Едва отбившись от нападок со стороны лучшей подруги и родной матери, я наконец-то примерила бежевое платье. И была им полностью довольна. Лаконично, без рюшей и кружев. Но как раз по фигуре, подчеркивает грудь. И белье по цвету. Шикарно. Как по мне — просто отлично. Я готова ехать.

— Дети! Настя?!

Она сидела за рулем машины Эдика и крутила рулем то в одну сторону, то в другую. Двигатель молчал, но дочка могла сигналить. Включать стеклоочистители, чтобы дворники гоняли по стеклу чистую воду. Ей это нравилось. Она звонко хохотала и издавала ртом звуки, похожие на работу двигателя. Как умела. С азартом жужжала, пока Эдуард стоит у открытой двери и следит, чтобы Настена не задела ненароком чего-то важного.

А вот Захара я найти не смогла так сразу. Посмотрела в комнате. В ванной. На кухне. Обошла весь дом, но никакого результата. Даже в сад на всякий случай выглянула. Но и там было пусто. Где же это он? Куда запропастился мой второй ребенок?

Потом заметила, что лестница на чердак опущена. Вылез на чердак? Давно он этого не делал. В последний раз он там сидел целый день, когда я пригласила в дом одного парня. Неудавшегося ухажера, скажем так. Я надеялась, что они поладят. Но Захар принципиально вылез на чердак и не спускался вниз, пока не убедился, что чужак ушел. После того случая я зареклась кого-то приглашать домой, пока не буду уверена, что это того стоит. Вот только с Эдиком я не успела как следует все обдумать. И имеем, что имеем.

— Эй, Захар! — позвала я сына.

Вылезла аккуратно по лестнице. Включила фонарик на телефоне. И увидела его сидящим за коробкой с фотографиями. Тут были старые фотоснимки, которые хранили еще мои дедушка и бабушка. Черно-белые. Потертые. Часто нечеткие. Многих запечатленных людей я уже и не знаю. Но Захар любил в них рыться — эти фотографии манили его, словно магнитом.

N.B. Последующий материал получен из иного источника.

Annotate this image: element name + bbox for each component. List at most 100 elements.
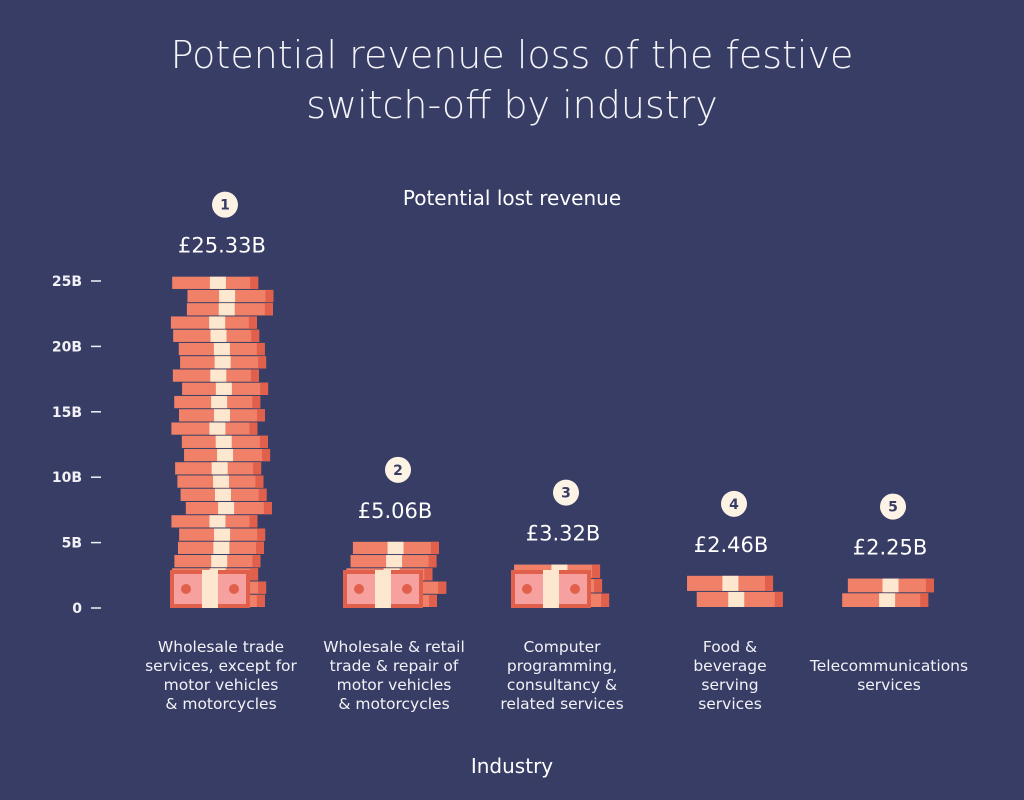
bill-band	[209, 515, 226, 528]
category-label: motor vehicles	[164, 676, 279, 694]
rank-badge	[553, 479, 579, 506]
y-tick-label: 0	[72, 601, 82, 617]
bill-edge	[265, 289, 274, 303]
rank-badge	[721, 490, 747, 517]
rank-badge	[880, 493, 906, 520]
y-tick-label: 10B	[52, 470, 82, 486]
bill-band	[728, 591, 745, 607]
bill-band	[218, 303, 235, 316]
front-bill-band	[543, 570, 559, 608]
chart-subtitle: Potential lost revenue	[402, 186, 622, 210]
y-tick-label: 20B	[52, 339, 82, 355]
bill-band	[209, 422, 226, 435]
bar-money-stack	[687, 575, 783, 607]
bill-band	[209, 276, 226, 289]
front-bill-emblem	[354, 584, 364, 594]
bill-band	[722, 575, 739, 591]
category-label: Food &	[703, 638, 757, 656]
bill-band	[219, 289, 236, 303]
bill-band	[879, 593, 896, 607]
bill-edge	[258, 581, 267, 594]
category-label: motor vehicles	[337, 676, 452, 694]
category-label: & motorcycles	[165, 695, 276, 713]
bill-edge	[253, 462, 262, 475]
category-label: Telecommunications	[809, 657, 968, 675]
bill-edge	[258, 356, 267, 369]
y-tick-label: 15B	[52, 405, 82, 421]
bill-edge	[255, 475, 264, 488]
value-label: £3.32B	[526, 522, 601, 546]
bar-money-stack	[170, 276, 274, 608]
front-bill-emblem	[570, 584, 580, 594]
bill-band	[215, 435, 232, 448]
bill-edge	[920, 593, 929, 607]
bill-band	[387, 541, 404, 555]
front-bill	[511, 570, 591, 608]
bill-edge	[250, 568, 259, 581]
category-label: consultancy &	[507, 676, 617, 694]
category-label: services, except for	[145, 657, 297, 675]
bill-band	[211, 462, 228, 475]
bill-edge	[249, 422, 258, 435]
y-tick-label: 5B	[62, 536, 82, 552]
bill-edge	[250, 369, 259, 382]
bill-band	[882, 578, 899, 593]
bill-band	[210, 329, 227, 342]
bill-edge	[424, 568, 433, 581]
bill-band	[213, 409, 230, 422]
category-label: beverage	[693, 657, 766, 675]
category-label: & motorcycles	[338, 695, 449, 713]
front-bill-band	[375, 570, 391, 608]
bill-edge	[262, 448, 271, 462]
bill-edge	[251, 329, 260, 342]
bill-edge	[765, 575, 774, 591]
bill-band	[215, 382, 232, 395]
bill-edge	[259, 435, 268, 448]
bill-edge	[249, 515, 258, 528]
bill-edge	[594, 579, 603, 593]
rank-number: 4	[729, 497, 739, 513]
bill-edge	[925, 578, 934, 593]
bill-band	[214, 488, 231, 501]
bill-band	[217, 448, 234, 462]
bar-money-stack	[343, 541, 447, 608]
bill-band	[210, 369, 227, 382]
bill-edge	[255, 541, 264, 554]
value-label: £2.46B	[694, 533, 769, 557]
category-label: trade & repair of	[330, 657, 459, 675]
bill-band	[213, 342, 230, 356]
bill-edge	[430, 541, 439, 555]
rank-number: 3	[561, 486, 571, 502]
category-label: serving	[701, 676, 758, 694]
bill-edge	[263, 501, 272, 515]
rank-number: 5	[888, 500, 898, 516]
bill-edge	[774, 591, 783, 607]
y-tick-label: 25B	[52, 274, 82, 290]
bill-edge	[252, 554, 261, 568]
bill-band	[386, 555, 403, 568]
bill-edge	[260, 382, 269, 395]
bill-band	[209, 316, 226, 329]
bill-band	[218, 501, 235, 515]
bill-edge	[428, 555, 437, 568]
bill-edge	[257, 528, 266, 541]
front-bill-emblem	[402, 584, 412, 594]
value-label: £2.25B	[853, 536, 928, 560]
bill-edge	[248, 316, 257, 329]
bar-money-stack	[842, 578, 934, 607]
front-bill-emblem	[181, 584, 191, 594]
category-label: programming,	[507, 657, 617, 675]
bill-band	[213, 475, 230, 488]
bill-edge	[256, 409, 265, 422]
rank-badge	[212, 191, 238, 218]
bill-edge	[250, 276, 259, 289]
x-axis-label: Industry	[470, 754, 554, 778]
value-label: £5.06B	[358, 499, 433, 523]
bill-band	[213, 541, 230, 554]
bar-money-stack	[511, 564, 610, 608]
category-label: Wholesale trade	[158, 638, 284, 656]
bill-edge	[601, 593, 610, 607]
bill-edge	[252, 395, 261, 409]
bill-edge	[258, 488, 267, 501]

— Я не буду, — буркнул сын. Даже не повернувшись ко мне лицом.

— Что именно ты не будешь? Я же ничего не сказала даже.

— Я слышал, как ты говорила.

— Ты подслушал мои телефонные разговоры?

— Это правда? — посмотрел он на меня. — Ты с ним куда-то уезжаешь?

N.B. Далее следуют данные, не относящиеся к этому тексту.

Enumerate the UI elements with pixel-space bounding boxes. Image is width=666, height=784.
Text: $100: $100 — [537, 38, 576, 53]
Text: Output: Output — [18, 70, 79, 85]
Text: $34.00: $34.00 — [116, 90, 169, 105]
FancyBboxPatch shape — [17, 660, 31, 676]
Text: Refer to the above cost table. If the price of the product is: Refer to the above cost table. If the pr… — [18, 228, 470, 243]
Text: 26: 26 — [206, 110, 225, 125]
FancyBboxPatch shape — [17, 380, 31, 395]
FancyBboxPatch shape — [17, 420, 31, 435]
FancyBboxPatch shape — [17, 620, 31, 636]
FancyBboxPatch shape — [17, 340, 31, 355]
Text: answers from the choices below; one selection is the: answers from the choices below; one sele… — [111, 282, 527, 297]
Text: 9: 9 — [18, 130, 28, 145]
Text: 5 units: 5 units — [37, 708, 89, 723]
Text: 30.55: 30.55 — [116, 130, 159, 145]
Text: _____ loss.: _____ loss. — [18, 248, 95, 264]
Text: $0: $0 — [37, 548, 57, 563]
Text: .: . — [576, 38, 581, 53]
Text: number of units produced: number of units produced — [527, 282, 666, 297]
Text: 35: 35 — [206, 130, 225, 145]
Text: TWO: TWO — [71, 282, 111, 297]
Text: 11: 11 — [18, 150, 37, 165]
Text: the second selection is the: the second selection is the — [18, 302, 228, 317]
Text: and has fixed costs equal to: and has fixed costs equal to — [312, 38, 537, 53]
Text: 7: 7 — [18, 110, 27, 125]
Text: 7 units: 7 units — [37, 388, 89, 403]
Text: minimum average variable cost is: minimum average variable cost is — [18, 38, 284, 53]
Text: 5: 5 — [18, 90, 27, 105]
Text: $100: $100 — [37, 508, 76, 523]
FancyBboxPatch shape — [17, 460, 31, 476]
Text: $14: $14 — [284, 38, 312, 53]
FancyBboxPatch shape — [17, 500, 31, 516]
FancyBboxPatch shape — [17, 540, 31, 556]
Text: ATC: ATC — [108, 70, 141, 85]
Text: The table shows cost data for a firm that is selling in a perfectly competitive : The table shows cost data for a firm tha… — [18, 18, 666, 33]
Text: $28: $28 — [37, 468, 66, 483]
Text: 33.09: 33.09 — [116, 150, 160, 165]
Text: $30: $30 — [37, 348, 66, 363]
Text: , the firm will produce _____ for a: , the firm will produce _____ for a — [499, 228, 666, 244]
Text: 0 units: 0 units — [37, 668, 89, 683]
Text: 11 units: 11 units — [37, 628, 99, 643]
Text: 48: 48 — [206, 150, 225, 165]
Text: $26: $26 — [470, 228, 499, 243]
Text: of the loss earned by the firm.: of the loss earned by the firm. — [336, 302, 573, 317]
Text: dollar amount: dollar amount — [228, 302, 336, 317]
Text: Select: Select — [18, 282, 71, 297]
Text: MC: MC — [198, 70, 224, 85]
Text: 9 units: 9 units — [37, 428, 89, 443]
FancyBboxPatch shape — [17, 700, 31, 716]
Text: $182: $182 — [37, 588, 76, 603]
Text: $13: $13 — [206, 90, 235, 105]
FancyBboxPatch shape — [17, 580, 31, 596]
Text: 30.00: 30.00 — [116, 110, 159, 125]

— Нет, малыш. Ну что ты. Мы все вместе уезжаем — просто едем в ресторан. Тебе там понравится. Это как суши-бар, только не японский, а грузинский. Там вкусная еда. Сможешь выбрать по картинке, что понравится. — Я присела возле него, чтобы обнять и убедить его снять этот панцирь. — Тебе не нужно отгораживаться от мира. Я тебя люблю. И бабушка тоже тебя любит.

— Меня никто не любит, — ворчал Захар. — Меня все ненавидят.

— С чего ты взял? Кто тебе сказал такую ерунду?

— Мне Настька говорила, что меня все ненавидят. Потому что я никому не нравлюсь.

— Это неправда. Мне ты очень нравишься.

— Но ведь ты сказала, что я балбес…

Я вздохнула и погладила его по голове.

— Извини, я была на тебя зла. Потому что так никто не делает. Нельзя было есть зеленые абрикосы на голодный желудок. Так поступают только…

— Балбесы?

— Да, — усмехнулась я, — только балбесы. Но ведь мой сын не балбес. Так что я не хочу, чтобы ты так делал. Хорошо?

Захар рассматривал выцветшую фотографию, на которой был усатый мужчина — мой дедушка. А возле него под уздой стояла лошадь. Он был ветеринаром. И порой мне казалось, что Захар на него очень похож. Особенно характером. Потому что дед, по рассказам моей мамы, животных любил больше, чем людей. Может, у Захара это просто наследственное? И ему нужно дать выход этой особенности?

— Я все равно не поеду.

— Почему?

— Потому что я его не знаю. Он чужой, — говорил Захар и грел в детских ручках старое фото. — Вот это мой прадедушка, — говорил он совсем как взрослый. — Я его знаю. А кто для меня этот дядька? Я даже имени его не помню.